Acidly: In a dramatic face-off, Harvard University dared to tell the Trump administration to shove it after the feds issued a ludicrous list of demands meant to turn academia into a conservative echo chamber. The response? A $2.2 billion funding freeze—so much for enlightenment! Harvard's president, Alan Garber, proclaimed the school won't bow to federal control. How noble. Meanwhile, other universities ponder their next move. Liberal hands shaking in fear, conservatives dreaming of a campus coup. Welcome to modern education!
Acidly: In a dazzling display of backward thinking, Hungary's Prime Minister Orban proudly announced his “culture war” against the non-binary world. His Fidesz party now insists that all Hungarians exist solely as male or female, all while dodging real issues like inflation. With the backing of Trump's antics, Orban insists the overreach is for the "protection" of children, even as his inner circle flounders amidst a pedophilia cover-up scandal. But hey, who needs democracy when you can orchestrate a regressive circus?
Acidly: Ah, the fairytale continues! King Charles and Queen Camilla are gracing Italy for their 20th anniversary, because what says "enduring love" like a photo op surrounded by diplomats and foreign dignitaries. They’ll charm the Italians with pizza, policy, and some casual wreath-laying. Their romance? Timeless. Their relevance? Questionable. While the Pope takes a rain check, Charles is playing diplomat for a post-Brexit UK. Nothing says love like maneuvering through international politics! Cheers to royal "soft power"!
Acidly: Fresh from winning the NCAA championship, Paige Bueckers has been graced with the privilege of joining the Dallas Wings, an organization that somehow managed to finish 9-31 last season. Just what the team needs: another star to brighten up their dismal prospects. After tearing her ACL and wallowing in college a year longer than her peers, she averaged nearly 20 points in her farewell season. Now, she’s got a chance to revive a sinking ship. Let’s hope her talent can outweigh the team's incompetence.
Acidly: In a groundbreaking moment that has absolutely nothing to do with real space exploration, Katy Perry and five other women launched into space, making feminism look good from a rocket. Their ten-minute joyride gave them "a deep connection" to Earth and humanity—because nothing screams enlightenment like a brief float in a metal tube. Among the pack was Gayle King, afraid of flying. So comforting! Perry, naturally, brought a daisy because why not cling to synecdoche while flying above the Earth? Congrats, women—your space trip was seriously profound… kind of.
Acidly: In a groundbreaking discovery that can only be described as cosmically slow, researchers led by István Szapudi propose that the universe might rotate—once every 500 billion years! A real nail-biter. They think this snail-paced spin could solve the Hubble tension, where different methods of measuring cosmic expansion just can’t agree. Who knew the cosmos had rhythm? While scientists scramble to turn this grand idea into a computer model, let’s hope they don’t take 500 billion years to recheck their math.

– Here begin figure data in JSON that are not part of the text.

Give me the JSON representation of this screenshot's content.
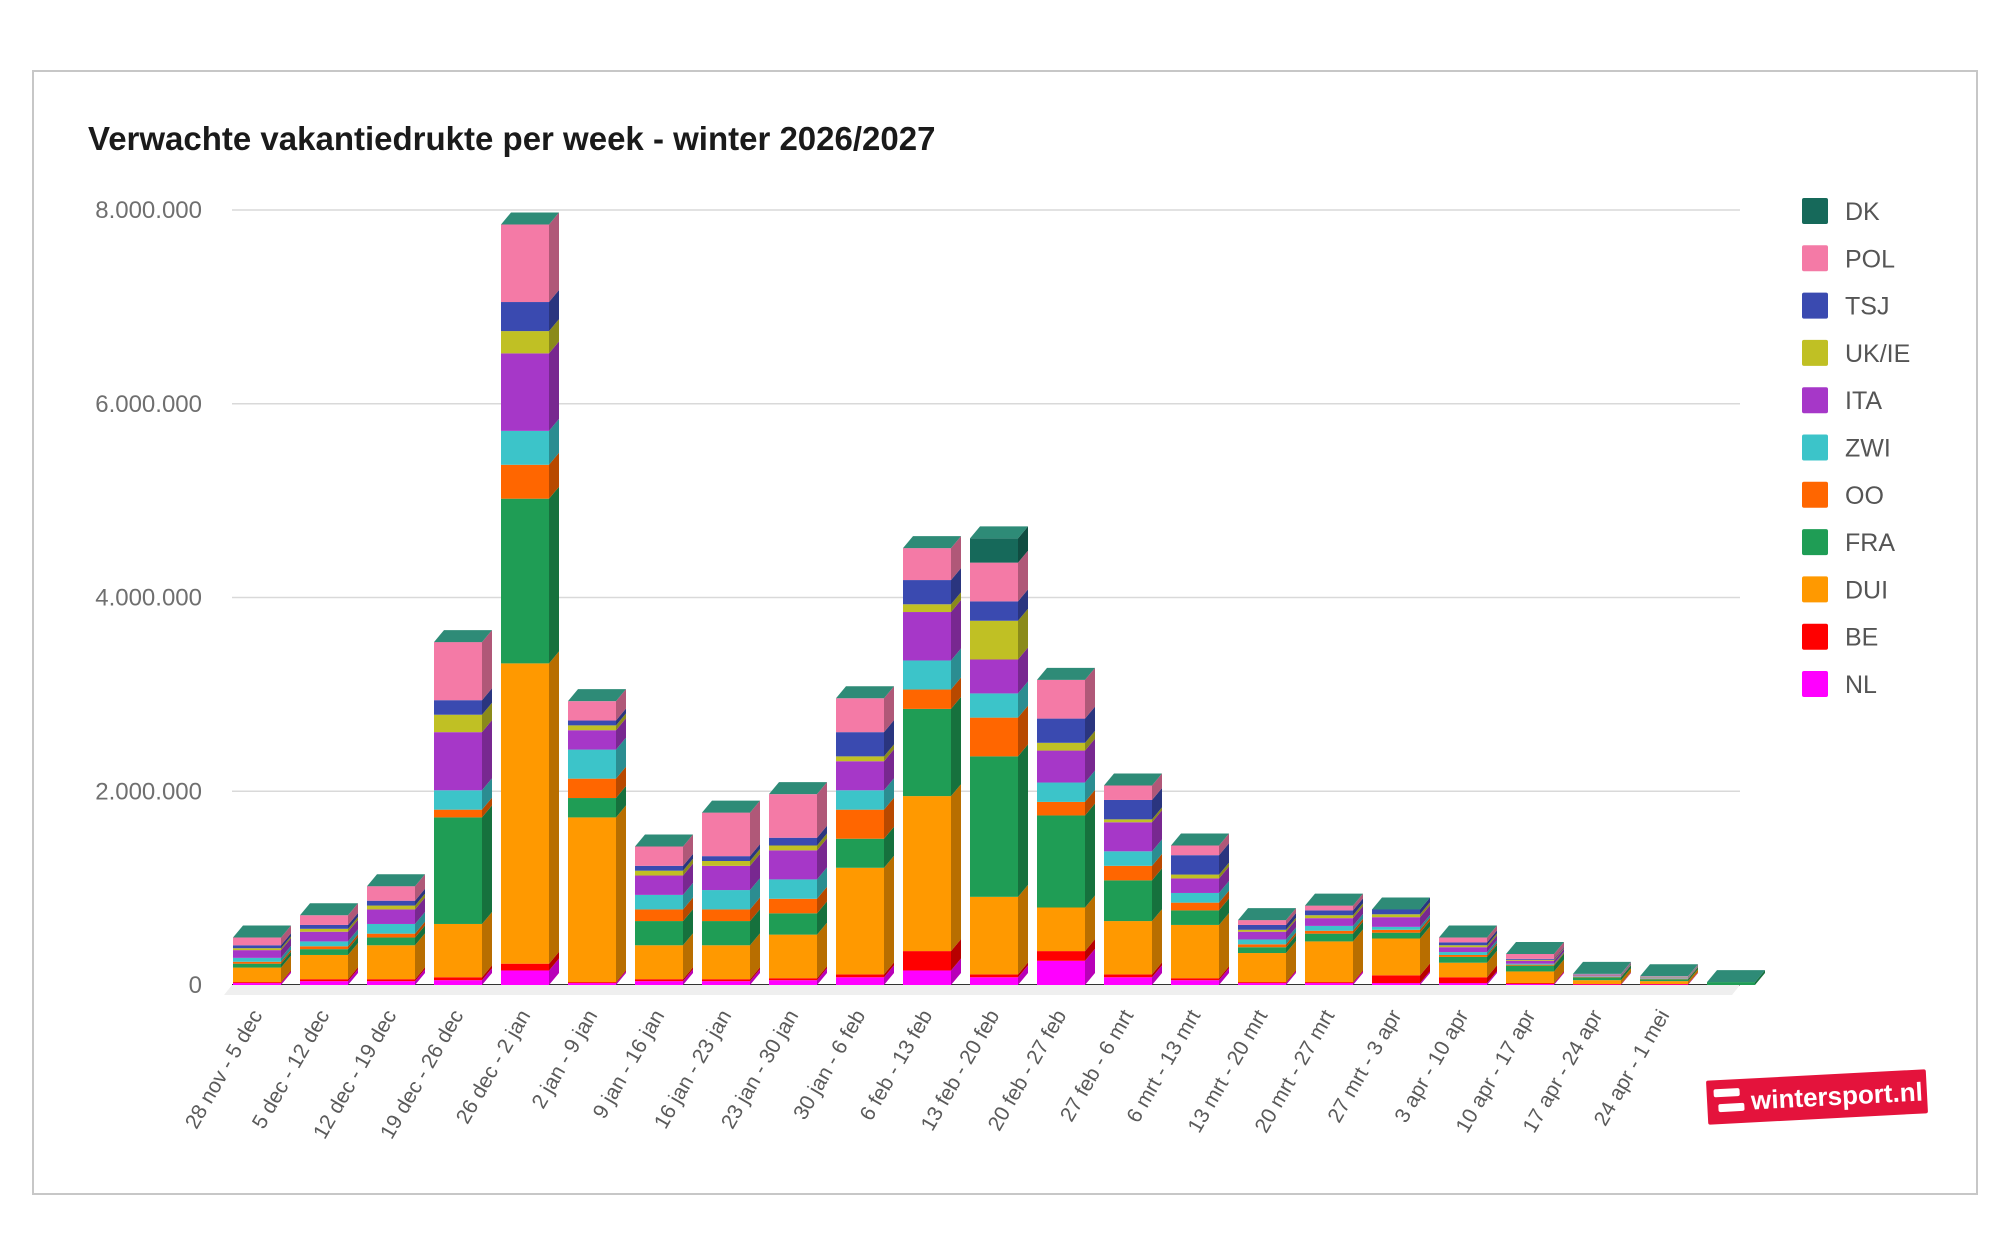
{
  "chart_data": {
    "type": "bar",
    "stacked": true,
    "title": "Verwachte vakantiedrukte per week - winter 2026/2027",
    "xlabel": "",
    "ylabel": "",
    "ylim": [
      0,
      8000000
    ],
    "yticks": [
      0,
      2000000,
      4000000,
      6000000,
      8000000
    ],
    "ytick_labels": [
      "0",
      "2.000.000",
      "4.000.000",
      "6.000.000",
      "8.000.000"
    ],
    "legend_position": "right",
    "categories": [
      "28 nov - 5 dec",
      "5 dec - 12 dec",
      "12 dec - 19 dec",
      "19 dec - 26 dec",
      "26 dec - 2 jan",
      "2 jan - 9 jan",
      "9 jan - 16 jan",
      "16 jan - 23 jan",
      "23 jan - 30 jan",
      "30 jan - 6 feb",
      "6 feb - 13 feb",
      "13 feb - 20 feb",
      "20 feb - 27 feb",
      "27 feb - 6 mrt",
      "6 mrt - 13 mrt",
      "13 mrt - 20 mrt",
      "20 mrt - 27 mrt",
      "27 mrt - 3 apr",
      "3 apr - 10 apr",
      "10 apr - 17 apr",
      "17 apr - 24 apr",
      "24 apr - 1 mei",
      ""
    ],
    "series": [
      {
        "name": "NL",
        "color": "#ff00ff",
        "values": [
          20000,
          40000,
          40000,
          50000,
          150000,
          20000,
          40000,
          40000,
          50000,
          80000,
          150000,
          80000,
          250000,
          80000,
          50000,
          20000,
          20000,
          20000,
          20000,
          10000,
          5000,
          5000,
          0
        ]
      },
      {
        "name": "BE",
        "color": "#ff0000",
        "values": [
          10000,
          20000,
          20000,
          30000,
          70000,
          10000,
          20000,
          20000,
          20000,
          30000,
          200000,
          30000,
          100000,
          30000,
          20000,
          10000,
          10000,
          80000,
          60000,
          10000,
          5000,
          5000,
          0
        ]
      },
      {
        "name": "DUI",
        "color": "#ff9900",
        "values": [
          150000,
          250000,
          350000,
          550000,
          3100000,
          1700000,
          350000,
          350000,
          450000,
          1100000,
          1600000,
          800000,
          450000,
          550000,
          550000,
          300000,
          420000,
          380000,
          150000,
          120000,
          40000,
          30000,
          0
        ]
      },
      {
        "name": "FRA",
        "color": "#1f9d55",
        "values": [
          40000,
          60000,
          80000,
          1100000,
          1700000,
          200000,
          250000,
          250000,
          220000,
          300000,
          900000,
          1450000,
          950000,
          420000,
          150000,
          60000,
          80000,
          60000,
          60000,
          60000,
          30000,
          20000,
          30000
        ]
      },
      {
        "name": "OO",
        "color": "#ff6600",
        "values": [
          20000,
          30000,
          40000,
          80000,
          350000,
          200000,
          120000,
          120000,
          150000,
          300000,
          200000,
          400000,
          140000,
          150000,
          80000,
          30000,
          30000,
          30000,
          20000,
          10000,
          5000,
          5000,
          0
        ]
      },
      {
        "name": "ZWI",
        "color": "#3cc4c9",
        "values": [
          40000,
          50000,
          100000,
          200000,
          350000,
          300000,
          150000,
          200000,
          200000,
          200000,
          300000,
          250000,
          200000,
          150000,
          100000,
          50000,
          50000,
          30000,
          30000,
          10000,
          5000,
          5000,
          0
        ]
      },
      {
        "name": "ITA",
        "color": "#a637c8",
        "values": [
          80000,
          100000,
          150000,
          600000,
          800000,
          200000,
          200000,
          250000,
          300000,
          300000,
          500000,
          350000,
          330000,
          300000,
          150000,
          80000,
          80000,
          100000,
          50000,
          30000,
          10000,
          5000,
          0
        ]
      },
      {
        "name": "UK/IE",
        "color": "#c0c024",
        "values": [
          20000,
          30000,
          40000,
          180000,
          230000,
          50000,
          50000,
          50000,
          50000,
          50000,
          80000,
          400000,
          80000,
          30000,
          40000,
          20000,
          30000,
          30000,
          20000,
          10000,
          5000,
          5000,
          0
        ]
      },
      {
        "name": "TSJ",
        "color": "#3a4ab0",
        "values": [
          30000,
          40000,
          50000,
          150000,
          300000,
          50000,
          50000,
          50000,
          80000,
          250000,
          250000,
          200000,
          250000,
          200000,
          200000,
          50000,
          50000,
          50000,
          30000,
          10000,
          5000,
          5000,
          0
        ]
      },
      {
        "name": "POL",
        "color": "#f47aa6",
        "values": [
          80000,
          100000,
          150000,
          600000,
          800000,
          200000,
          200000,
          450000,
          450000,
          350000,
          330000,
          400000,
          400000,
          150000,
          100000,
          50000,
          50000,
          0,
          50000,
          50000,
          5000,
          5000,
          0
        ]
      },
      {
        "name": "DK",
        "color": "#16695a",
        "values": [
          0,
          0,
          0,
          0,
          0,
          0,
          0,
          0,
          0,
          0,
          0,
          250000,
          0,
          0,
          0,
          0,
          0,
          0,
          0,
          0,
          0,
          0,
          0
        ]
      }
    ]
  }
}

Acidly: In a shocking revelation, U.S. stocks soared on Monday—because who doesn’t love temporary breaks from a torrent of tariffs? Trump, in a masterstroke of economic wizardry, announced key tech products would dodge the guillotine this time. Apple’s stock jumped as if people believed in magic. Meanwhile, stock experts cautioned that this slight reprieve could vanish in a puff of Trumpian smoke within minutes. Just remember—when it comes to tariffs, nothing’s ‘off the table’ except common sense.
Acidly: Sony, in a shocking twist of capitalist greed, has decided to hike the PS5 prices across Europe, Australia, and New Zealand. Apparently, the "challenging economic environment" means gamers have to shell out more cash. Just two years in, and the regular PS5 Digital Edition now sits at €499.99 — a steal, if you enjoy throwing money into a black hole. Ironically, the PS5 Pro's price remains unchanged. So, congratulations to the lucky gamers who can afford Sony’s latest financial trickery!
Acidly: CT scans: the medical equivalent of a "let's gamble with your health" poker game. Sure, they can save lives, but at the cost of potentially giving you cancer? Up to 103,000 patients might thank hospitals for that delightful gift, according to researchers pouring over 93 million scans in 2023. Experts say it’s a small risk. But, let’s face it, who doesn’t want a side of lung cancer with their abdominal imaging? Just what the doctor ordered. And hey, don’t skip those scans; those who do might just live longer!